I’m really at odds over praising Sid Marcus as an underrated talent of the Golden Age. He wrote and directed a nice assortment of classics at Warners (Bye Bye Bluebeard, A Ham in a Role, The Hole Idea) and Columbia (Mr. Moocher, Swiss Tease, Up n’ Atom), but on the other hand, he was involved in two abominations: he helped helm Scrappy in the 1930s, and his biggest contribution to the Warner legacy was the Tasmanian Devil (I’d consider him less of a human tragedy if he invented a machine that makes IEDs out of aborted fetuses).

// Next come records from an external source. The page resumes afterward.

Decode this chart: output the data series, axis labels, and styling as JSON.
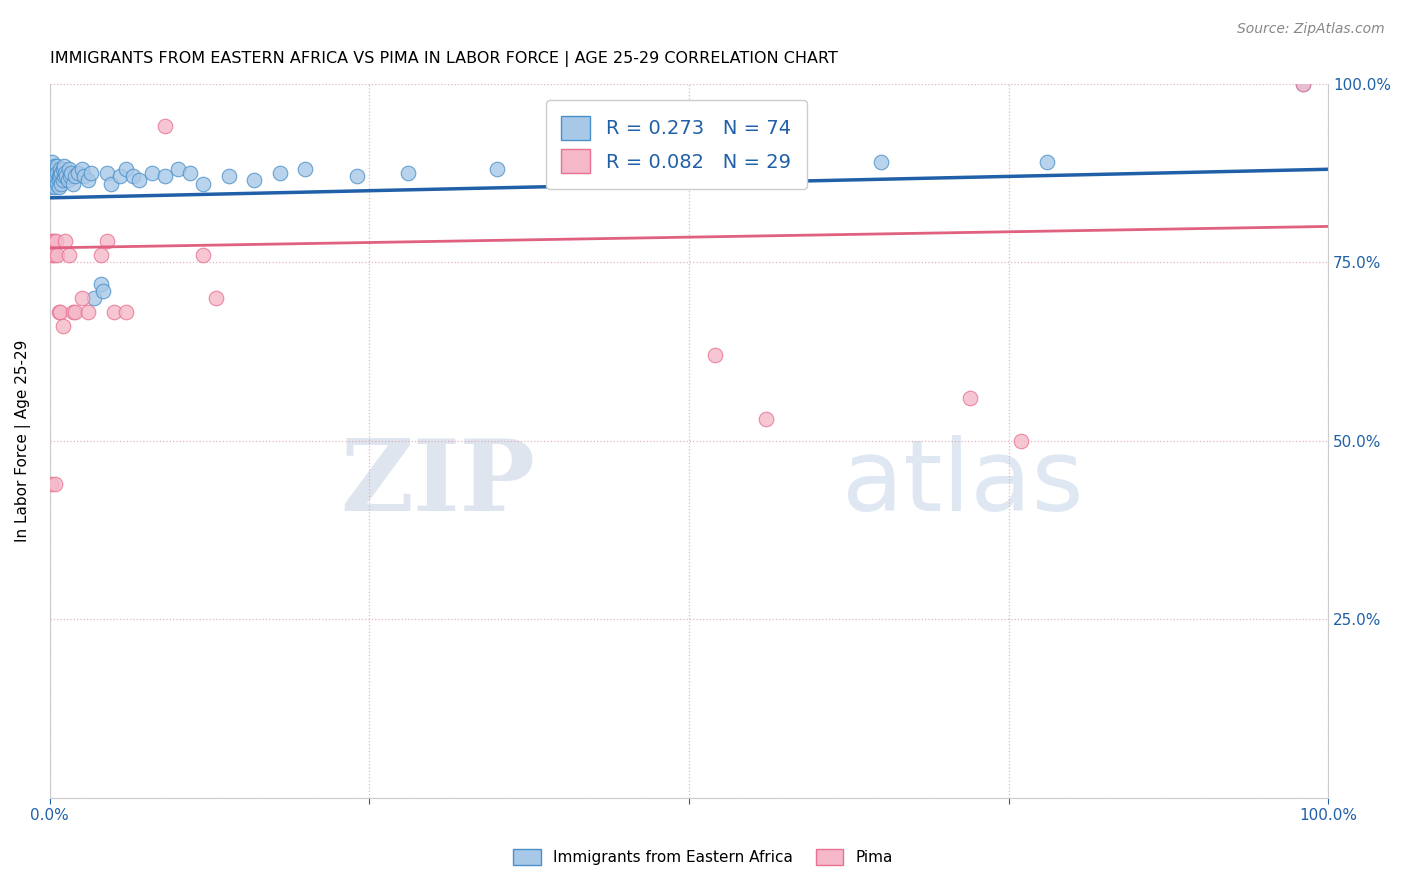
{
  "title": "IMMIGRANTS FROM EASTERN AFRICA VS PIMA IN LABOR FORCE | AGE 25-29 CORRELATION CHART",
  "source": "Source: ZipAtlas.com",
  "ylabel": "In Labor Force | Age 25-29",
  "blue_label": "Immigrants from Eastern Africa",
  "pink_label": "Pima",
  "blue_R": 0.273,
  "blue_N": 74,
  "pink_R": 0.082,
  "pink_N": 29,
  "blue_color": "#a8c8e8",
  "pink_color": "#f4b8c8",
  "blue_edge_color": "#4a90c8",
  "pink_edge_color": "#e87090",
  "blue_line_color": "#2060a8",
  "pink_line_color": "#e06080",
  "watermark_zip": "ZIP",
  "watermark_atlas": "atlas",
  "xlim": [
    0,
    1
  ],
  "ylim": [
    0,
    1
  ],
  "blue_x": [
    0.001,
    0.001,
    0.001,
    0.002,
    0.002,
    0.002,
    0.002,
    0.002,
    0.003,
    0.003,
    0.003,
    0.003,
    0.003,
    0.004,
    0.004,
    0.004,
    0.004,
    0.005,
    0.005,
    0.005,
    0.005,
    0.006,
    0.006,
    0.006,
    0.007,
    0.007,
    0.007,
    0.008,
    0.008,
    0.009,
    0.009,
    0.01,
    0.01,
    0.011,
    0.011,
    0.012,
    0.013,
    0.014,
    0.015,
    0.016,
    0.017,
    0.018,
    0.02,
    0.022,
    0.025,
    0.027,
    0.03,
    0.032,
    0.035,
    0.04,
    0.042,
    0.045,
    0.048,
    0.055,
    0.06,
    0.065,
    0.07,
    0.08,
    0.09,
    0.1,
    0.11,
    0.12,
    0.14,
    0.16,
    0.18,
    0.2,
    0.24,
    0.28,
    0.35,
    0.42,
    0.55,
    0.65,
    0.78,
    0.98
  ],
  "blue_y": [
    0.87,
    0.88,
    0.86,
    0.875,
    0.885,
    0.865,
    0.855,
    0.89,
    0.87,
    0.88,
    0.86,
    0.875,
    0.865,
    0.885,
    0.87,
    0.86,
    0.855,
    0.875,
    0.865,
    0.88,
    0.87,
    0.86,
    0.885,
    0.875,
    0.87,
    0.865,
    0.855,
    0.88,
    0.87,
    0.86,
    0.875,
    0.88,
    0.865,
    0.87,
    0.885,
    0.875,
    0.87,
    0.865,
    0.88,
    0.87,
    0.875,
    0.86,
    0.87,
    0.875,
    0.88,
    0.87,
    0.865,
    0.875,
    0.7,
    0.72,
    0.71,
    0.875,
    0.86,
    0.87,
    0.88,
    0.87,
    0.865,
    0.875,
    0.87,
    0.88,
    0.875,
    0.86,
    0.87,
    0.865,
    0.875,
    0.88,
    0.87,
    0.875,
    0.88,
    0.885,
    0.88,
    0.89,
    0.89,
    1.0
  ],
  "pink_x": [
    0.001,
    0.002,
    0.002,
    0.003,
    0.003,
    0.004,
    0.005,
    0.006,
    0.007,
    0.008,
    0.01,
    0.012,
    0.015,
    0.018,
    0.02,
    0.025,
    0.03,
    0.04,
    0.045,
    0.05,
    0.06,
    0.09,
    0.12,
    0.13,
    0.52,
    0.56,
    0.72,
    0.76,
    0.98
  ],
  "pink_y": [
    0.44,
    0.78,
    0.76,
    0.78,
    0.76,
    0.44,
    0.78,
    0.76,
    0.68,
    0.68,
    0.66,
    0.78,
    0.76,
    0.68,
    0.68,
    0.7,
    0.68,
    0.76,
    0.78,
    0.68,
    0.68,
    0.94,
    0.76,
    0.7,
    0.62,
    0.53,
    0.56,
    0.5,
    1.0
  ]
}
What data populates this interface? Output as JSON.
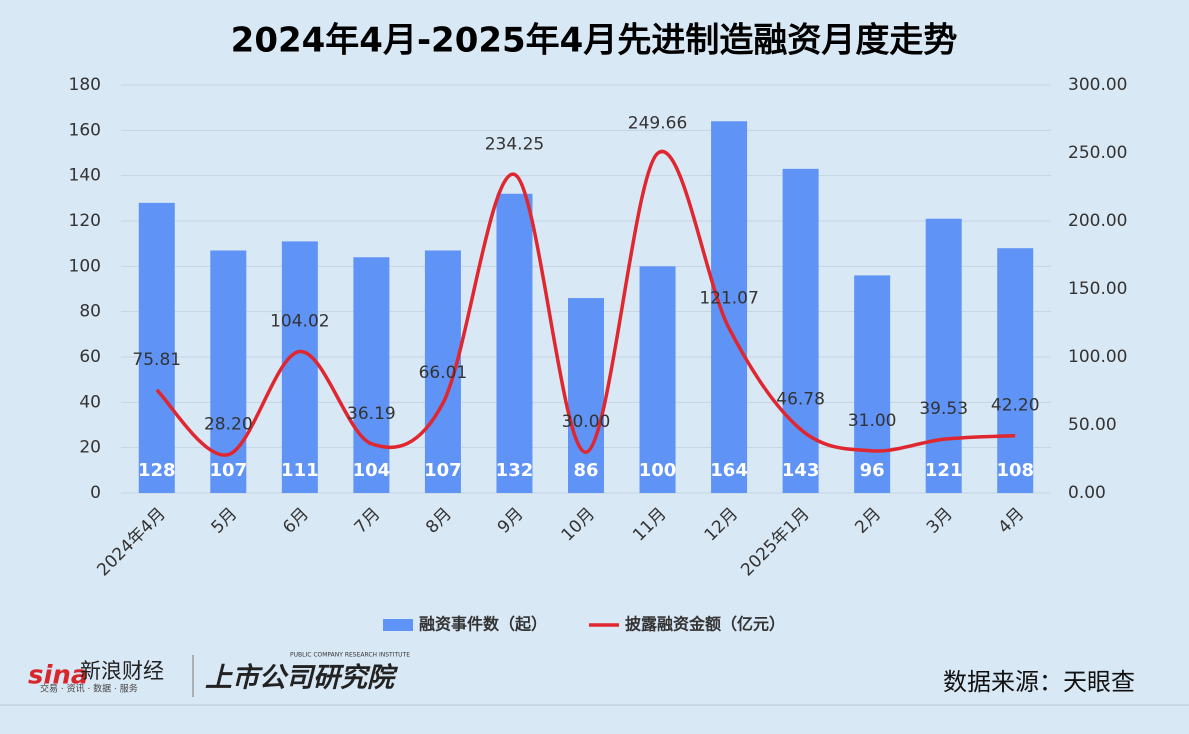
{
  "chart_data": {
    "type": "bar-line",
    "title": "2024年4月-2025年4月先进制造融资月度走势",
    "categories": [
      "2024年4月",
      "5月",
      "6月",
      "7月",
      "8月",
      "9月",
      "10月",
      "11月",
      "12月",
      "2025年1月",
      "2月",
      "3月",
      "4月"
    ],
    "series": [
      {
        "name": "融资事件数（起）",
        "type": "bar",
        "color": "#5f93f5",
        "values": [
          128,
          107,
          111,
          104,
          107,
          132,
          86,
          100,
          164,
          143,
          96,
          121,
          108
        ]
      },
      {
        "name": "披露融资金额（亿元）",
        "type": "line",
        "smooth": true,
        "axis": "y2",
        "color": "#e0262e",
        "values": [
          75.81,
          28.2,
          104.02,
          36.19,
          66.01,
          234.25,
          30,
          249.66,
          121.07,
          46.78,
          31,
          39.53,
          42.2
        ],
        "value_labels": [
          "75.81",
          "28.20",
          "104.02",
          "36.19",
          "66.01",
          "234.25",
          "30.00",
          "249.66",
          "121.07",
          "46.78",
          "31.00",
          "39.53",
          "42.20"
        ]
      }
    ],
    "ylim": [
      0,
      180
    ],
    "yticks": [
      0,
      20,
      40,
      60,
      80,
      100,
      120,
      140,
      160,
      180
    ],
    "y2lim": [
      0,
      300
    ],
    "y2ticks": [
      {
        "value": 0,
        "label": "0.00"
      },
      {
        "value": 50,
        "label": "50.00"
      },
      {
        "value": 100,
        "label": "100.00"
      },
      {
        "value": 150,
        "label": "150.00"
      },
      {
        "value": 200,
        "label": "200.00"
      },
      {
        "value": 250,
        "label": "250.00"
      },
      {
        "value": 300,
        "label": "300.00"
      }
    ],
    "grid": true,
    "legend": "bottom"
  },
  "footer": {
    "source": "数据来源：天眼查",
    "sina_mark": "sina",
    "sina_name": "新浪财经",
    "sina_tagline": "交易 · 资讯 · 数据 · 服务",
    "institute_name": "上市公司研究院",
    "institute_en": "PUBLIC COMPANY RESEARCH INSTITUTE"
  }
}
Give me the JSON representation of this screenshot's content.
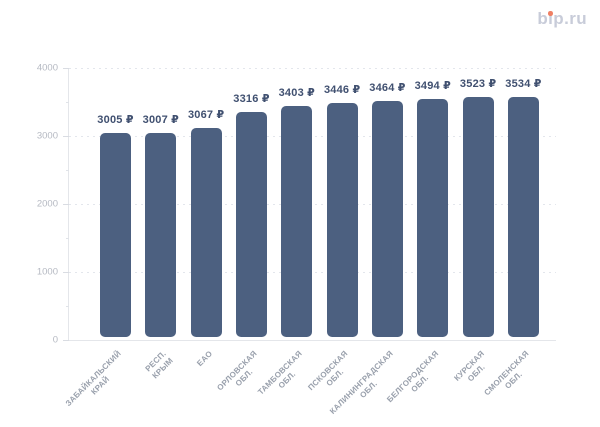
{
  "logo": {
    "text": "bip.ru",
    "color": "#c8ccd9",
    "dot_color": "#ef8064"
  },
  "chart_data": {
    "type": "bar",
    "title": "",
    "xlabel": "",
    "ylabel": "",
    "categories": [
      "ЗАБАЙКАЛЬСКИЙ\nКРАЙ",
      "РЕСП. КРЫМ",
      "ЕАО",
      "ОРЛОВСКАЯ\nОБЛ.",
      "ТАМБОВСКАЯ\nОБЛ.",
      "ПСКОВСКАЯ\nОБЛ.",
      "КАЛИНИНГРАДСКАЯ\nОБЛ.",
      "БЕЛГОРОДСКАЯ\nОБЛ.",
      "КУРСКАЯ ОБЛ.",
      "СМОЛЕНСКАЯ\nОБЛ."
    ],
    "values": [
      3005,
      3007,
      3067,
      3316,
      3403,
      3446,
      3464,
      3494,
      3523,
      3534
    ],
    "value_labels": [
      "3005 ₽",
      "3007 ₽",
      "3067 ₽",
      "3316 ₽",
      "3403 ₽",
      "3446 ₽",
      "3464 ₽",
      "3494 ₽",
      "3523 ₽",
      "3534 ₽"
    ],
    "ylim": [
      0,
      4000
    ],
    "yticks": [
      0,
      1000,
      2000,
      3000,
      4000
    ],
    "minor_tick_step": 500,
    "grid": "dotted-horizontal",
    "legend": "none",
    "colors": {
      "bar": "#4c6080",
      "value_label": "#405070",
      "y_tick_label": "#b5b9c2",
      "x_tick_label": "#99a0ac"
    }
  }
}
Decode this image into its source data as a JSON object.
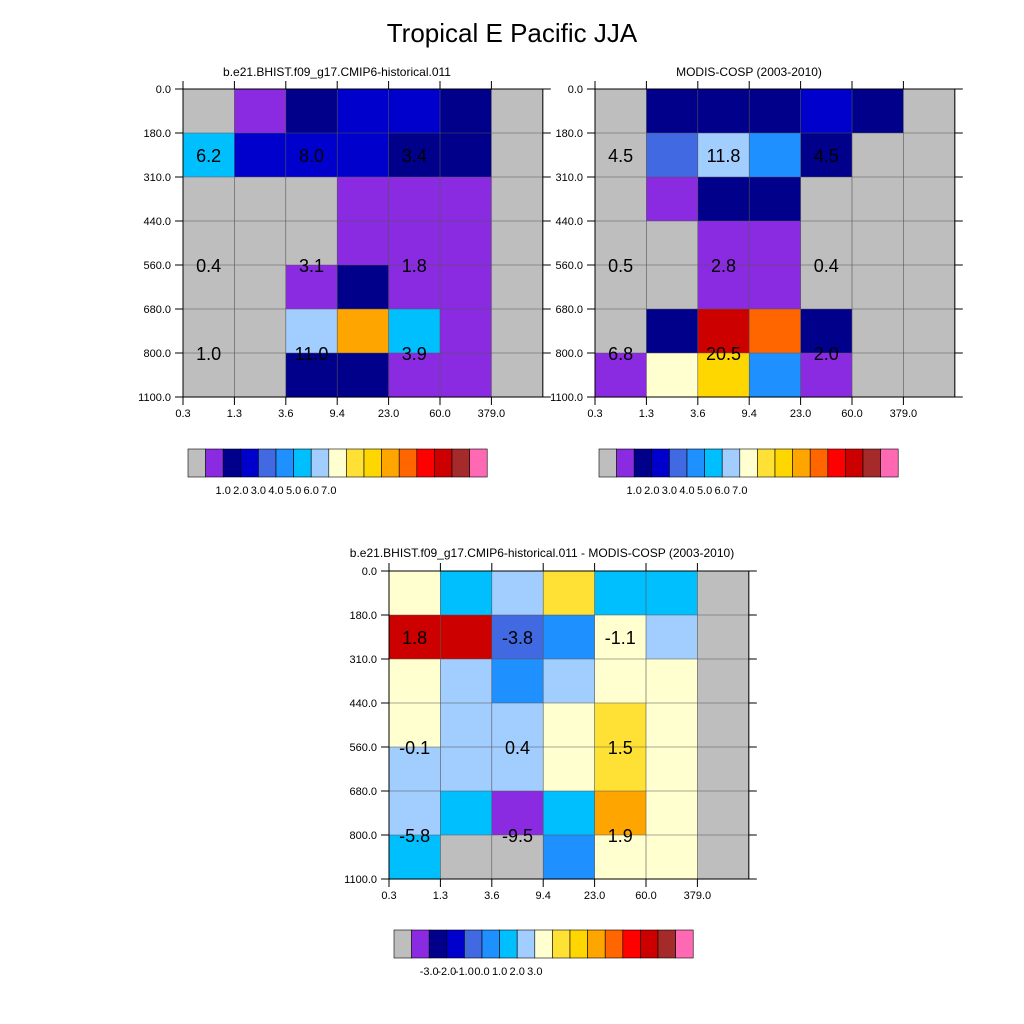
{
  "figure": {
    "title": "Tropical E Pacific JJA"
  },
  "chart_data": [
    {
      "type": "heatmap",
      "title": "b.e21.BHIST.f09_g17.CMIP6-historical.011",
      "x_ticks": [
        "0.3",
        "1.3",
        "3.6",
        "9.4",
        "23.0",
        "60.0",
        "379.0"
      ],
      "y_ticks": [
        "0.0",
        "180.0",
        "310.0",
        "440.0",
        "560.0",
        "680.0",
        "800.0",
        "1100.0"
      ],
      "color_index": [
        [
          0,
          1,
          2,
          3,
          3,
          2,
          0
        ],
        [
          6,
          3,
          3,
          3,
          2,
          2,
          0
        ],
        [
          0,
          0,
          0,
          1,
          1,
          1,
          0
        ],
        [
          0,
          0,
          0,
          1,
          1,
          1,
          0
        ],
        [
          0,
          0,
          1,
          2,
          1,
          1,
          0
        ],
        [
          0,
          0,
          7,
          11,
          6,
          1,
          0
        ],
        [
          0,
          0,
          2,
          2,
          1,
          1,
          0
        ]
      ],
      "block_labels": [
        {
          "col": 0.5,
          "row": 1.5,
          "text": "6.2"
        },
        {
          "col": 2.5,
          "row": 1.5,
          "text": "8.0"
        },
        {
          "col": 4.5,
          "row": 1.5,
          "text": "3.4"
        },
        {
          "col": 0.5,
          "row": 4.0,
          "text": "0.4"
        },
        {
          "col": 2.5,
          "row": 4.0,
          "text": "3.1"
        },
        {
          "col": 4.5,
          "row": 4.0,
          "text": "1.8"
        },
        {
          "col": 0.5,
          "row": 6.0,
          "text": "1.0"
        },
        {
          "col": 2.5,
          "row": 6.0,
          "text": "11.0"
        },
        {
          "col": 4.5,
          "row": 6.0,
          "text": "3.9"
        }
      ],
      "colorbar": {
        "colors": [
          "#bebebe",
          "#8a2be2",
          "#00008b",
          "#0000cd",
          "#4169e1",
          "#1e90ff",
          "#00bfff",
          "#a2cdff",
          "#ffffd0",
          "#ffe135",
          "#ffd700",
          "#ffa500",
          "#ff6600",
          "#ff0000",
          "#cd0000",
          "#a52a2a",
          "#ff69b4"
        ],
        "labels": [
          "1.0",
          "2.0",
          "3.0",
          "4.0",
          "5.0",
          "6.0",
          "7.0"
        ]
      }
    },
    {
      "type": "heatmap",
      "title": "MODIS-COSP (2003-2010)",
      "x_ticks": [
        "0.3",
        "1.3",
        "3.6",
        "9.4",
        "23.0",
        "60.0",
        "379.0"
      ],
      "y_ticks": [
        "0.0",
        "180.0",
        "310.0",
        "440.0",
        "560.0",
        "680.0",
        "800.0",
        "1100.0"
      ],
      "color_index": [
        [
          0,
          2,
          2,
          2,
          3,
          2,
          0
        ],
        [
          0,
          4,
          7,
          5,
          2,
          0,
          0
        ],
        [
          0,
          1,
          2,
          2,
          0,
          0,
          0
        ],
        [
          0,
          0,
          1,
          1,
          0,
          0,
          0
        ],
        [
          0,
          0,
          1,
          1,
          0,
          0,
          0
        ],
        [
          0,
          2,
          14,
          12,
          2,
          0,
          0
        ],
        [
          1,
          8,
          10,
          5,
          1,
          0,
          0
        ]
      ],
      "block_labels": [
        {
          "col": 0.5,
          "row": 1.5,
          "text": "4.5"
        },
        {
          "col": 2.5,
          "row": 1.5,
          "text": "11.8"
        },
        {
          "col": 4.5,
          "row": 1.5,
          "text": "4.5"
        },
        {
          "col": 0.5,
          "row": 4.0,
          "text": "0.5"
        },
        {
          "col": 2.5,
          "row": 4.0,
          "text": "2.8"
        },
        {
          "col": 4.5,
          "row": 4.0,
          "text": "0.4"
        },
        {
          "col": 0.5,
          "row": 6.0,
          "text": "6.8"
        },
        {
          "col": 2.5,
          "row": 6.0,
          "text": "20.5"
        },
        {
          "col": 4.5,
          "row": 6.0,
          "text": "2.0"
        }
      ],
      "colorbar": {
        "colors": [
          "#bebebe",
          "#8a2be2",
          "#00008b",
          "#0000cd",
          "#4169e1",
          "#1e90ff",
          "#00bfff",
          "#a2cdff",
          "#ffffd0",
          "#ffe135",
          "#ffd700",
          "#ffa500",
          "#ff6600",
          "#ff0000",
          "#cd0000",
          "#a52a2a",
          "#ff69b4"
        ],
        "labels": [
          "1.0",
          "2.0",
          "3.0",
          "4.0",
          "5.0",
          "6.0",
          "7.0"
        ]
      }
    },
    {
      "type": "heatmap",
      "title": "b.e21.BHIST.f09_g17.CMIP6-historical.011 - MODIS-COSP (2003-2010)",
      "x_ticks": [
        "0.3",
        "1.3",
        "3.6",
        "9.4",
        "23.0",
        "60.0",
        "379.0"
      ],
      "y_ticks": [
        "0.0",
        "180.0",
        "310.0",
        "440.0",
        "560.0",
        "680.0",
        "800.0",
        "1100.0"
      ],
      "color_index": [
        [
          8,
          6,
          7,
          9,
          6,
          6,
          0
        ],
        [
          14,
          14,
          4,
          5,
          8,
          7,
          0
        ],
        [
          8,
          7,
          5,
          7,
          8,
          8,
          0
        ],
        [
          8,
          7,
          7,
          8,
          9,
          8,
          0
        ],
        [
          7,
          7,
          7,
          8,
          9,
          8,
          0
        ],
        [
          7,
          6,
          1,
          6,
          11,
          8,
          0
        ],
        [
          6,
          0,
          0,
          5,
          8,
          8,
          0
        ]
      ],
      "block_labels": [
        {
          "col": 0.5,
          "row": 1.5,
          "text": "1.8"
        },
        {
          "col": 2.5,
          "row": 1.5,
          "text": "-3.8"
        },
        {
          "col": 4.5,
          "row": 1.5,
          "text": "-1.1"
        },
        {
          "col": 0.5,
          "row": 4.0,
          "text": "-0.1"
        },
        {
          "col": 2.5,
          "row": 4.0,
          "text": "0.4"
        },
        {
          "col": 4.5,
          "row": 4.0,
          "text": "1.5"
        },
        {
          "col": 0.5,
          "row": 6.0,
          "text": "-5.8"
        },
        {
          "col": 2.5,
          "row": 6.0,
          "text": "-9.5"
        },
        {
          "col": 4.5,
          "row": 6.0,
          "text": "1.9"
        }
      ],
      "colorbar": {
        "colors": [
          "#bebebe",
          "#8a2be2",
          "#00008b",
          "#0000cd",
          "#4169e1",
          "#1e90ff",
          "#00bfff",
          "#a2cdff",
          "#ffffd0",
          "#ffe135",
          "#ffd700",
          "#ffa500",
          "#ff6600",
          "#ff0000",
          "#cd0000",
          "#a52a2a",
          "#ff69b4"
        ],
        "labels": [
          "-3.0",
          "-2.0",
          "-1.0",
          "0.0",
          "1.0",
          "2.0",
          "3.0"
        ]
      }
    }
  ]
}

Marcus left his mark for his love of the weird and just senseless at the Lantz studio, where he directed about two dozen shorts in 1963-66, teamed with long-time friend Art Davis as his ace animator (who had just jumped ship at the Warner studio after twenty years). Creakiness had taken its toll on the Lantz studio, so by this point, getting a character that doesn’t look soulless in the shorts was beyond a miracle. Greedy Gabby Gator was the first short Marcus directed, and it’s just chock-full of WTF-ness: Woody getting violently ill, the huge finger BG superimposed on Gabby, the needlessly long shot after Gabby bites his tail, the croc the size of a BMW, et. al. Sorry for the crummy copy; I’m sure Universal will put all of these on DVD eventually.